Côte à côte nous rejoignîmes le rez-de-chaussée. Arrivés dans la rue, comme deux idiots, nous ne savions pas quoi nous dire. Chacun fuyait le regard de l’autre, c’était déstabilisant. Gabriel avança vers sa moto.
— Bon…, bah, j’y vais.
— Bonne soirée, lui répondis-je.
Je lui fis un petit sourire et un signe de la main avant de m’éloigner.
— Si tu n’avais pas peur, je t’aurais proposé un tour.
Je stoppai net, me retournai. Il avait l’air moins sûr de lui qu’à l’accoutumée.
— O.K.
C’était sorti tout seul, je voulais rester avec lui. Il plissa les yeux, sonda ma détermination. Il dut être satisfait.
— Ne bouge pas.
Il courut vers l’immeuble et revint cinq minutes plus tard un deuxième casque et un blouson à la main. Je m’approchai de l’engin. Je me sentis mal.
— Je ne suis pas quelqu’un de sérieux, sauf pour ça. Fais-moi confiance.
Je hochai la tête. Il me sourit et me tendit le blouson, que j’enfilai. Il était à ma taille. Je regardai Gabriel et haussai un sourcil. Il eut presque l’air gêné, s’ébouriffa les cheveux.
— Je t’en ai acheté un, je savais que tu craquerais un jour ou l’autre.
J’allais lui répondre, mais il anticipa en levant la main.
— Ne dis rien, s’il te plaît… écoute-moi maintenant.
Il me fit un topo sur les consignes de sécurité, me mit le casque et vérifia qu’il était correctement attaché. Puis il enfourcha sa moto et me fixa en penchant la tête sur le côté.
— Tu sais ce qu’il te reste à faire ?
Il rit. Je fis les deux pas qui me séparaient de la monture. Je posai ma main sur son épaule et grimpai derrière lui.
— Trouve ta position. Accroche-toi à moi si tu veux. Et n’oublie pas : suis mes mouvements, laisse-toi aller et tout ira bien. O.K. ?
— Oui, couinai-je.
Je rabattis ma visière, il me fit un clin d’œil avant de faire de même.
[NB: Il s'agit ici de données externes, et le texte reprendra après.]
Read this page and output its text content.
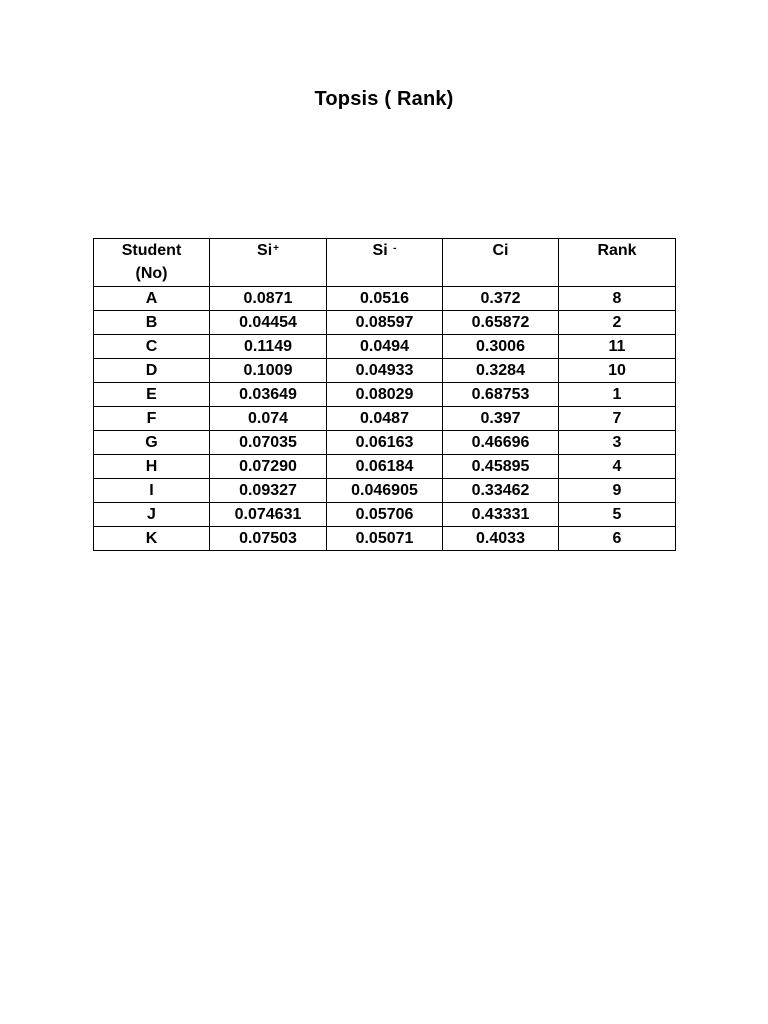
Topsis ( Rank)
Student
(No)	Si+	Si -	Ci	Rank
A	0.0871	0.0516	0.372	8
B	0.04454	0.08597	0.65872	2
C	0.1149	0.0494	0.3006	11
D	0.1009	0.04933	0.3284	10
E	0.03649	0.08029	0.68753	1
F	0.074	0.0487	0.397	7
G	0.07035	0.06163	0.46696	3
H	0.07290	0.06184	0.45895	4
I	0.09327	0.046905	0.33462	9
J	0.074631	0.05706	0.43331	5
K	0.07503	0.05071	0.4033	6
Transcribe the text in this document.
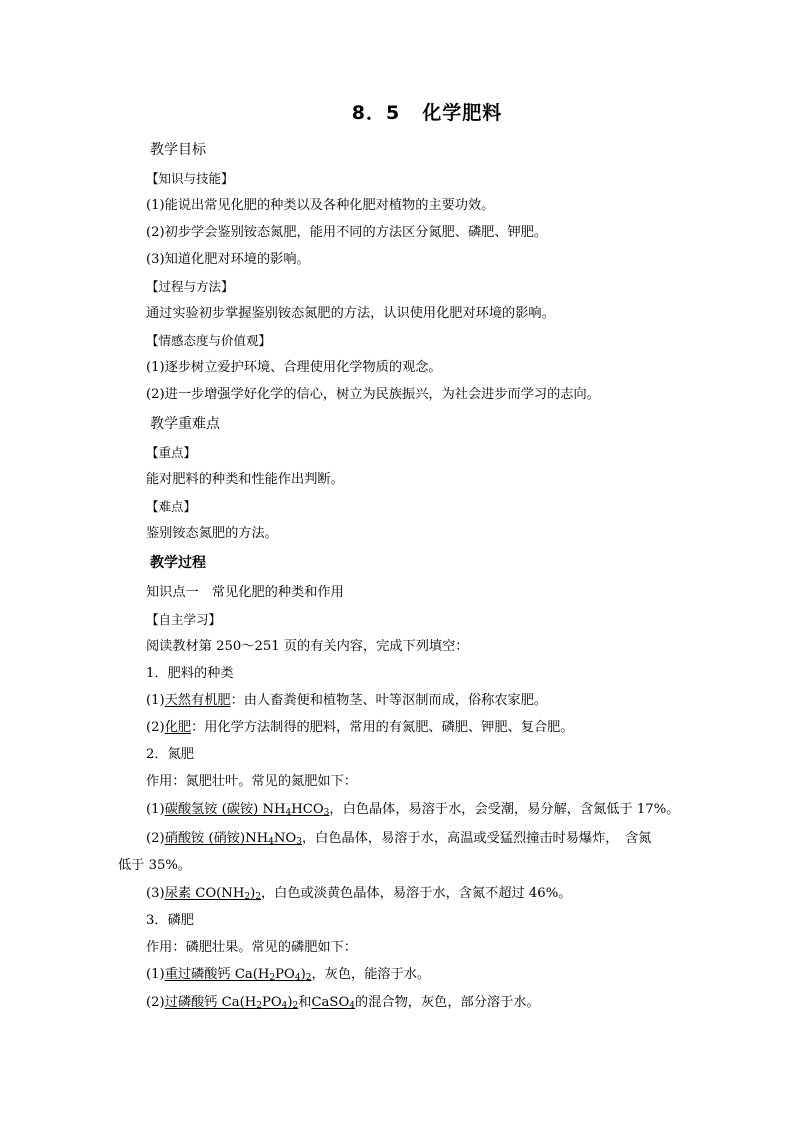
8．5 化学肥料
教学目标
【知识与技能】
(1)能说出常见化肥的种类以及各种化肥对植物的主要功效。
(2)初步学会鉴别铵态氮肥，能用不同的方法区分氮肥、磷肥、钾肥。
(3)知道化肥对环境的影响。
【过程与方法】
通过实验初步掌握鉴别铵态氮肥的方法，认识使用化肥对环境的影响。
【情感态度与价值观】
(1)逐步树立爱护环境、合理使用化学物质的观念。
(2)进一步增强学好化学的信心，树立为民族振兴，为社会进步而学习的志向。
教学重难点
【重点】
能对肥料的种类和性能作出判断。
【难点】
鉴别铵态氮肥的方法。
教学过程
知识点一　常见化肥的种类和作用
【自主学习】
阅读教材第 250～251 页的有关内容，完成下列填空：
1．肥料的种类
(1)天然有机肥：由人畜粪便和植物茎、叶等沤制而成，俗称农家肥。
(2)化肥：用化学方法制得的肥料，常用的有氮肥、磷肥、钾肥、复合肥。
2．氮肥
作用：氮肥壮叶。常见的氮肥如下：
(1)碳酸氢铵 (碳铵) $NH_4HCO_3$，白色晶体，易溶于水，会受潮，易分解，含氮低于 17%。
(2)硝酸铵 (硝铵)$NH_4NO_3$，白色晶体，易溶于水，高温或受猛烈撞击时易爆炸，　含氮
低于 35%。
(3)尿素 $CO(NH_2)_2$，白色或淡黄色晶体，易溶于水，含氮不超过 46%。
3．磷肥
作用：磷肥壮果。常见的磷肥如下：
(1)重过磷酸钙 $Ca(H_2PO_4)_2$，灰色，能溶于水。
(2)过磷酸钙 $Ca(H_2PO_4)_2$和CaSO$_4$的混合物，灰色，部分溶于水。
Comme il me l’avait conseillé, je serrai les genoux contre ses cuisses et m’accrochai à sa taille. C’était ainsi que je me sentais le mieux. Il démarra la moto, le bruit du moteur me terrorisa, la chaleur qui se dégageait des pots d’échappement me surprit, et avant que je n’aie le temps de réagir, nous étions partis. Il roulait lentement. Je me sentais bien, j’étais en sécurité. Je me lovai contre son corps. À un feu rouge, il prit ma main dans la sienne. Il la tint jusqu’au moment de pousser l’accélérateur. Nous roulions. Vite. De plus en plus vite. Il emprunta les quais de Seine. La moto slalomait entre les voitures. J’étais grisée par son corps, la vitesse, l’intime conviction que je pourrais le suivre à l’autre bout du monde, que plus rien ne comptait à part cet instant. Arrêté à nouveau à un feu rouge, il leva sa visière. Je l’imitai.
— Alors ?
— Encore… s’il te plaît.
La moto fila. L’espace de cette balade, nous ne faisions qu’un et je voulais en profiter.